Marie-Claude Leburgue (Paris, 1928 – Lausanne, 1999), journaliste, principalement à la Radio romande. Après une école catholique à Paris, elle vient à Genève pour obtenir une licence en psychologie. Parallèlement, elle débute à la radio avec des reportages avant de prendre des postes de direction. Elle s’implique aussi dans la presse écrite, s’engageant pour la cause des femmes et le suffrage féminin. Elle assume ouvertement sa relation avec une consœur, Véra Florence, au nom de la liberté individuelle. Il est tout indiqué d’avoir choisi le passage de la Radio pour en faire le passage Marie-Claude-Leburgue.

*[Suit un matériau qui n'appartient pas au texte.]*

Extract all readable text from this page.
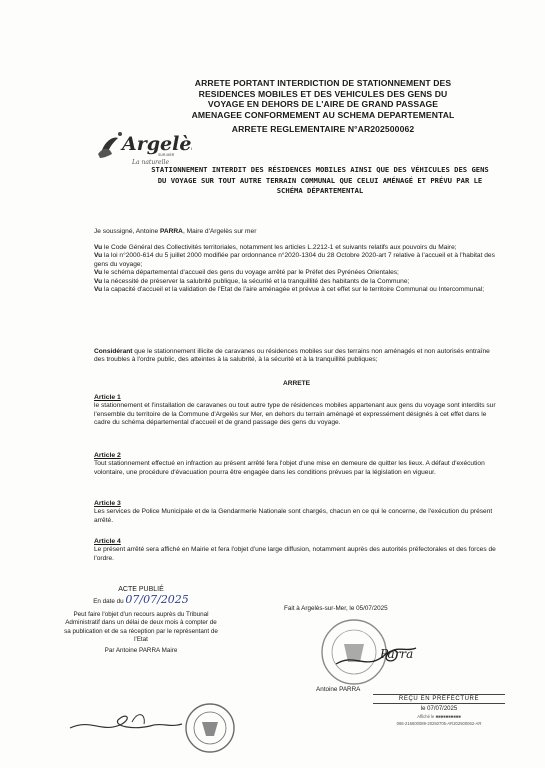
Argelè
SUR-MER
La naturelle
ARRETE PORTANT INTERDICTION DE STATIONNEMENT DES RESIDENCES MOBILES ET DES VEHICULES DES GENS DU VOYAGE EN DEHORS DE L'AIRE DE GRAND PASSAGE AMENAGEE CONFORMEMENT AU SCHEMA DEPARTEMENTAL
ARRETE REGLEMENTAIRE N°AR202500062
STATIONNEMENT INTERDIT DES RÉSIDENCES MOBILES AINSI QUE DES VÉHICULES DES GENS DU VOYAGE SUR TOUT AUTRE TERRAIN COMMUNAL QUE CELUI AMÉNAGÉ ET PRÉVU PAR LE SCHÉMA DÉPARTEMENTAL
Je soussigné, Antoine PARRA, Maire d'Argelès sur mer
Vu le Code Général des Collectivités territoriales, notamment les articles L.2212-1 et suivants relatifs aux pouvoirs du Maire;
Vu la loi n°2000-614 du 5 juillet 2000 modifiée par ordonnance n°2020-1304 du 28 Octobre 2020-art 7 relative à l'accueil et à l'habitat des gens du voyage;
Vu le schéma départemental d'accueil des gens du voyage arrêté par le Préfet des Pyrénées Orientales;
Vu la nécessité de préserver la salubrité publique, la sécurité et la tranquillité des habitants de la Commune;
Vu la capacité d'accueil et la validation de l'Etat de l'aire aménagée et prévue à cet effet sur le territoire Communal ou Intercommunal;
Considérant que le stationnement illicite de caravanes ou résidences mobiles sur des terrains non aménagés et non autorisés entraîne des troubles à l'ordre public, des atteintes à la salubrité, à la sécurité et à la tranquillité publiques;
ARRETE
Article 1
le stationnement et l'installation de caravanes ou tout autre type de résidences mobiles appartenant aux gens du voyage sont interdits sur l'ensemble du territoire de la Commune d'Argelès sur Mer, en dehors du terrain aménagé et expressément désignés à cet effet dans le cadre du schéma départemental d'accueil et de grand passage des gens du voyage.
Article 2
Tout stationnement effectué en infraction au présent arrêté fera l'objet d'une mise en demeure de quitter les lieux. A défaut d'exécution volontaire, une procédure d'évacuation pourra être engagée dans les conditions prévues par la législation en vigueur.
Article 3
Les services de Police Municipale et de la Gendarmerie Nationale sont chargés, chacun en ce qui le concerne, de l'exécution du présent arrêté.
Article 4
Le présent arrêté sera affiché en Mairie et fera l'objet d'une large diffusion, notamment auprès des autorités préfectorales et des forces de l'ordre.
ACTE PUBLIÉ
En date du 07/07/2025
Peut faire l'objet d'un recours auprès du Tribunal Administratif dans un délai de deux mois à compter de sa publication et de sa réception par le représentant de l'Etat
Par Antoine PARRA Maire
Fait à Argelès-sur-Mer, le 05/07/2025
Parra
Antoine PARRA
REÇU EN PRÉFECTURE
le 07/07/2025
Affiché le ■■■■■■■■■■
066-216600089-20250705-AR202500062-AR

Grisélidis Réal (Lausanne, 1929 – Genève, 2005), peintre, écrivaine, prostituée. Passe son enfance en Égypte et en Grèce. Après le décès de son père helléniste, s’entendant mal avec sa mère, elle vit en pension à Zurich et obtient un diplôme de décoratrice. S’installe à Genève, se marie, divorce, donne le jour à quatre enfants qui lui seront retirés, faute de pouvoir subvenir à leurs besoins. Peint, pose comme modèle, passe quelques années en Allemagne, se prostitue, fait de la prison pour trafic de drogue, publie journal et roman, fonde l’association Aspasie, pour soutenir les droits des travailleuses du sexe et se définit comme «courtisane révolutionnaire». Malgré des oppositions, on lui accorde une sépulture au cimetière des Rois. Une précédente proposition de rue (à la rue du poète Jean Violette) avait été rejetée. Celle qui céderait à la rue Grisélidis-Réal une portion de la rue de Zurich, dans le quartier des Pâquis, devrait convenir.
Cette liste n’est qu’une proposition, mais elle semble suffisamment argumentée pour passer la rampe.